Martins Ferry leaders tour Austin Master Services frack waste processing plant
MARTINS FERRY — Mayor John Davies and other city officials got to tour the frack waste processing facility, Austin Master Services, this week.
Davies toured the facility on Tuesday with city Service Director Andy Sutak and Ohio Department of Natural Resources inspectors.
He said the facility looked clean and tidy, but he noted company officials were aware that they were going to receive visitors. Davies said he believes the plant is “operating inside the rules set forth” by the state.
“We toured the whole plant while in operation and the workers all seem knowledgeable about their jobs,” he said. “I did not see liquid on the floor or outside the containment areas.”
Davies said they got to see where the frack waste comes in by truck and is stored before processing, and where it gets processed and dried before being taken out of the facility. The waste is packaged in plastic bags before being put into zippered plastic bags on rail cars and taken to Texas, he said. The point of processing the materials is that it makes it less radioactive.
Chris Martin, spokesman for Austin Master Services, said the second container is an IP-1 rated container, which means it is protected against vertical water falling on it.
“As soon as the waste is placed in the container the (department of transportation) has jurisdiction and these containers meet their requirements. The waste is transported to a low-level radioactive waste landfill in Texas. I am unsure of the exact location, but there are three locations in the country,” Martin said.
Inside the facility Davies learned water used to wash workers’ uniforms is also processed.
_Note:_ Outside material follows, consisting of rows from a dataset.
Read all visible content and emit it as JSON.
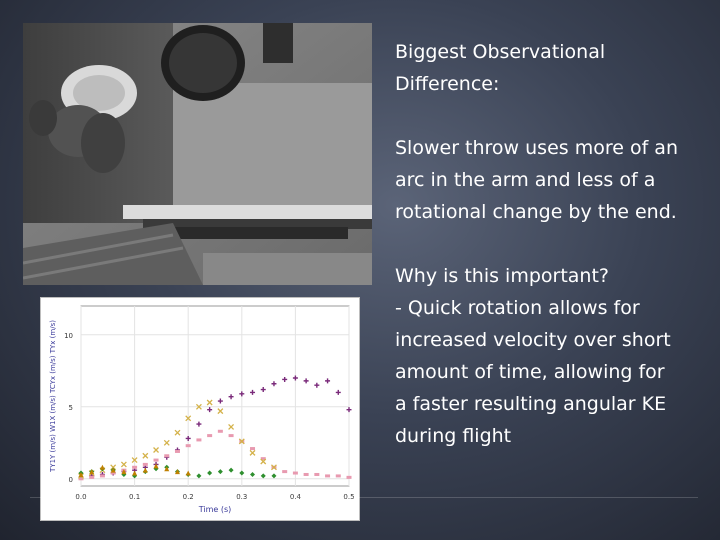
{
  "slide": {
    "heading_line1": "Biggest Observational",
    "heading_line2": "Difference:",
    "para1_line1": "Slower throw uses more of an",
    "para1_line2": "arc in the arm and less of a",
    "para1_line3": "rotational change by the end.",
    "para2_line1": "Why is this important?",
    "para2_line2": "- Quick rotation allows for",
    "para2_line3": "increased velocity over short",
    "para2_line4": "amount of time, allowing for",
    "para2_line5": "a faster resulting angular KE",
    "para2_line6": "during flight"
  },
  "chart_data": {
    "type": "scatter",
    "xlabel": "Time (s)",
    "ylabel": "TY1Y (m/s) W1X (m/s) TCYx (m/s) TYx (m/s)",
    "x_ticks": [
      "0.0",
      "0.1",
      "0.2",
      "0.3",
      "0.4",
      "0.5"
    ],
    "y_ticks": [
      "0",
      "5",
      "10"
    ],
    "xlim": [
      0,
      0.5
    ],
    "ylim": [
      -0.5,
      12
    ],
    "series": [
      {
        "color": "#7a2a7a",
        "marker": "plus",
        "x": [
          0.0,
          0.02,
          0.04,
          0.06,
          0.08,
          0.1,
          0.12,
          0.14,
          0.16,
          0.18,
          0.2,
          0.22,
          0.24,
          0.26,
          0.28,
          0.3,
          0.32,
          0.34,
          0.36,
          0.38,
          0.4,
          0.42,
          0.44,
          0.46,
          0.48,
          0.5
        ],
        "y": [
          0.1,
          0.2,
          0.3,
          0.4,
          0.5,
          0.6,
          0.8,
          1.0,
          1.5,
          2.0,
          2.8,
          3.8,
          4.8,
          5.4,
          5.7,
          5.9,
          6.0,
          6.2,
          6.6,
          6.9,
          7.0,
          6.8,
          6.5,
          6.8,
          6.0,
          4.8
        ]
      },
      {
        "color": "#e89ab0",
        "marker": "square",
        "x": [
          0.0,
          0.02,
          0.04,
          0.06,
          0.08,
          0.1,
          0.12,
          0.14,
          0.16,
          0.18,
          0.2,
          0.22,
          0.24,
          0.26,
          0.28,
          0.3,
          0.32,
          0.34,
          0.36,
          0.38,
          0.4,
          0.42,
          0.44,
          0.46,
          0.48,
          0.5
        ],
        "y": [
          0.0,
          0.1,
          0.2,
          0.4,
          0.6,
          0.8,
          1.0,
          1.3,
          1.6,
          1.9,
          2.3,
          2.7,
          3.0,
          3.3,
          3.0,
          2.6,
          2.1,
          1.4,
          0.8,
          0.5,
          0.4,
          0.3,
          0.3,
          0.2,
          0.2,
          0.1
        ]
      },
      {
        "color": "#d4b24a",
        "marker": "cross",
        "x": [
          0.0,
          0.02,
          0.04,
          0.06,
          0.08,
          0.1,
          0.12,
          0.14,
          0.16,
          0.18,
          0.2,
          0.22,
          0.24,
          0.26,
          0.28,
          0.3,
          0.32,
          0.34,
          0.36
        ],
        "y": [
          0.2,
          0.4,
          0.6,
          0.8,
          1.0,
          1.3,
          1.6,
          2.0,
          2.5,
          3.2,
          4.2,
          5.0,
          5.3,
          4.7,
          3.6,
          2.6,
          1.8,
          1.2,
          0.8
        ]
      },
      {
        "color": "#2f8f2f",
        "marker": "diamond",
        "x": [
          0.0,
          0.02,
          0.04,
          0.06,
          0.08,
          0.1,
          0.12,
          0.14,
          0.16,
          0.18,
          0.2,
          0.22,
          0.24,
          0.26,
          0.28,
          0.3,
          0.32,
          0.34,
          0.36
        ],
        "y": [
          0.4,
          0.5,
          0.7,
          0.6,
          0.3,
          0.2,
          0.5,
          0.7,
          0.8,
          0.5,
          0.3,
          0.2,
          0.4,
          0.5,
          0.6,
          0.4,
          0.3,
          0.2,
          0.2
        ]
      },
      {
        "color": "#c08000",
        "marker": "tri",
        "x": [
          0.0,
          0.02,
          0.04,
          0.06,
          0.08,
          0.1,
          0.12,
          0.14,
          0.16,
          0.18,
          0.2
        ],
        "y": [
          0.3,
          0.5,
          0.8,
          0.6,
          0.5,
          0.4,
          0.6,
          0.9,
          0.7,
          0.5,
          0.4
        ]
      }
    ]
  }
}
He noted trenches used at the facility are sealed; however, during the visit inspectors noticed one trench that was a bit of a mystery — neither the facility staff nor inspectors could determine where it led to. That was one issue that needed fixed.
Out of an abundance of caution, Davies proposed to City Council that the city have one of its own monitoring wells installed. This way if there were ever a spill or disaster near the city’s water wells, the city could be prepared.
“We could catch it halfway and have time to react to it,” he said.
He added the new monitoring well would be much more shallow, perhaps 10 feet deep or less. But the city would consult with an expert to determine what the correct depth would be, he said.
In comparison, the city’s water wells draw water from the aquifer that begins about 35 feet below the surface. The city’s wells start pumping from an even deeper threshold of about 80 feet.
“I believe it would be in the city’s best interest to have our own monitoring well so we can have it tested as we see fit,” he said, adding it should be located at the city’s most southern point from its well fields.
Regarding what all the city will monitor for, Davies said the city would consult with experts on the matter and contract with an outside laboratory for testing.
Austin Master Services has its own monitoring wells on site.
“They have four monitoring wells that were put in by Austin Master by a third party, and a third party reads it,” he said.
Davies added the trucks’ radiation levels are checked before entering the facility. The drivers’ shoes also are checked before leaving the facility.
The tour was precipitated by concerns raised by the Concerned Ohio River Residents, a group of activists who believe the facility could be harmful to the city’s drinking water source, its aquifer, if there were a disaster, natural or manmade.